Она прижалась к его шее открытым ртом и выдохнула:
— Да, да, да.
— А как же Адан?
Впервые он увидел, как в ее глазах при упоминании мужа зажигается презрение.
— Адан — не мужчина. Ты, mi gran amor, ты — мужчина.
— Ты — самая-самая из женщин, — отозвался он. — Бог ты мой, я по тебе просто с ума схожу.
— И я по тебе.
— Ну, тогда… — Он обвел взглядом комнату. Он долго ждал этого дня. И теперь он толком не знал, как себя вести, — теперь, когда этот день настал. — На Кубе ты никогда не добьешься развода, верно?
Она покачала головой:
— Даже если я смогу вернуться туда под собственным именем, церковь не разрешит мне развестись.
— Значит, ты всегда будешь с ним в браке.

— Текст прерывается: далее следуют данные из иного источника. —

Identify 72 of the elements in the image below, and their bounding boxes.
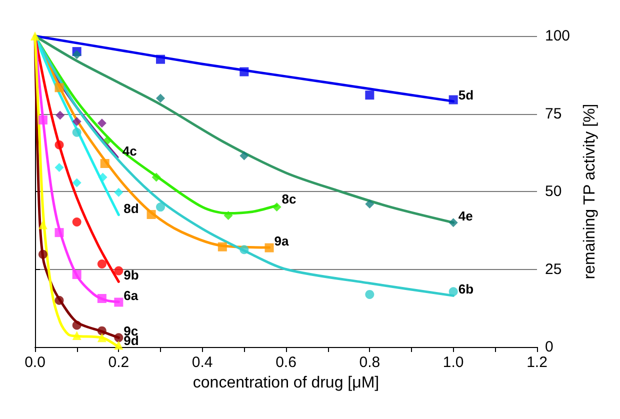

— Формально, — уточнила она.
— Формально — это же ерунда?
Она рассмеялась:
— Согласна.
Он притянул ее к себе, окинул взглядом все ее смуглое тело, заглянул в ее карие глаза:
— Tú eres mi esposa.[43]
Она вытерла глаза руками, издала влажный смешок:
— А ты — мой муж.
— Para siempre.
Она положила теплые ладони ему на грудь и кивнула:
— Навсегда.
Бизнес по-прежнему процветал.
Джо начал подмазывать колеса предстоящей сделки с «Рицем». Джон Ринглинг готов был продать здание, но не землю под ним. Поэтому Джо велел своим адвокатам поработать с юристами Ринглинга, чтобы выяснить, можно ли достичь соглашения, которое устроит обе стороны. В частности, совсем недавно стороны рассматривали возможность сдачи земли в аренду на девяносто девять лет, но не сумели договориться о правах на воздушное пространство с властями округа. Джо направил одну группу посредников на подкуп налоговых инспекторов в округе Сарасота, другую — в Таллахасси, на обработку политических заправил штата, а третью — в Вашингтон, нацеливаясь на тех сотрудников Службы внутренних доходов и тех сенаторов, которые являлись завсегдатаями борделей, игорных залов и опиумных курилен, где семья Пескаторе имела свою долю.